Libya Dawn is the epitome of Western rebel funding in Libya, while General Khalifa Haftar's army is an example of how former CIA assets return to the scene at opportune moments.

Ansar al-Sharia's pledge to align itself with IS in June 2015 is yet another example of how the global war on terror waged by the West has resulted into the repudiation of borders dictated by the same imperialist powers.

'Conflict-related detainees'

Last summer, following the Tripoli court's death sentences against former officials from the Gaddafi regime, protests broke out across Libya, which were mostly ignored by mainstream media.

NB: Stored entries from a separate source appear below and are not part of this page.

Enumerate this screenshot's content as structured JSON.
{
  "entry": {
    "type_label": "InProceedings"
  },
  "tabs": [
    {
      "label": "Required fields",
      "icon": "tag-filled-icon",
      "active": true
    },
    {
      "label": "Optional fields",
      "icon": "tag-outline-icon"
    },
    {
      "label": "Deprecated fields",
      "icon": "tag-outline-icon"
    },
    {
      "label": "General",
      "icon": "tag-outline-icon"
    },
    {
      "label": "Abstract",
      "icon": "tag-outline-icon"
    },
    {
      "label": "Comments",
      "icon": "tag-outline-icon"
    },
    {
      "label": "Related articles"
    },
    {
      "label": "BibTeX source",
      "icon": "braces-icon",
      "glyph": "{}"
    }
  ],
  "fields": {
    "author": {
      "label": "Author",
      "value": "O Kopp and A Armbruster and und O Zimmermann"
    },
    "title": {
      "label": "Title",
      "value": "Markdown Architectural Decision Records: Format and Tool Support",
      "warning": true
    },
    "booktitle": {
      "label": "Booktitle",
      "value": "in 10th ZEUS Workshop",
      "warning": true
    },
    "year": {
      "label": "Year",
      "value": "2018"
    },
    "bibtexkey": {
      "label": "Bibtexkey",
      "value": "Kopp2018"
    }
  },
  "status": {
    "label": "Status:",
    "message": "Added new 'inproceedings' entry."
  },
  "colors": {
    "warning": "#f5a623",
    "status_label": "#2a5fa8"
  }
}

It is also interesting to note that UNSMIL's report refers to Libyan political prisoners as "thousands of 2011 conflict-related detainees" - a disservice and dehumanisation of all prisoners being tortured in Libya. Apart from the insistence upon distorting Libya's reality into a mere conflict, the refusal to discuss the issue of political prisoners directly is another blemish upon the UN and its affiliated bodies.

When protests broke out in Libya in last summer, footage was released of Saadi Gaddafi being questioned and forced to listen to another man being tortured in the next room.

One must question why the issue of torture was briefly propelled to prominence after the footage was revealed, only to be forgotten within a few days. The result was that other forms of torture against Libyan prisoners - far more brutal than that witnessed in the clip featuring Saadi Gaddafi, were given less attention.

     If anything, the report will be used by the UN as proof of its efforts in the interminable 'transition to democracy'

UNSMIL, it seems, has collected a lot of data regarding crimes against humanity committed by militias, yet there is no outright condemnation of such crimes. Rather, the report states that "all parties to the conflict appear to be committing violations of international humanitarian law including those that may amount to war crimes".

Recommendations are rife, yet there is nothing substantive about the illusion of enforcing any form of restraint, while UNSMIL itself is reluctant to use the proper terms to describe the human rights violations happening daily in Libya.

Statements such as those calling upon armed groups to "immediately release" all detainees incarcerated illegally will not dent the treacherous structure that governs Libya's dismal failure.

If anything, the report will be used by the UN as proof of its efforts in the interminable "transition to democracy", while ensuring that Libya continues to fulfil the role determined in 2011 by Western powers - that of providing a permanent nucleus for the dissemination of violent instability.

Ramona Wadi is an independent researcher, freelance journalist, book reviewer and blogger specialising in the struggle for memory in Chile and Palestine, colonial violence and the manipulation of international law.

Opinions expressed in this article remain those of the author and do not necessarily represent those of al-Araby al-Jadeed, its editorial board or staff.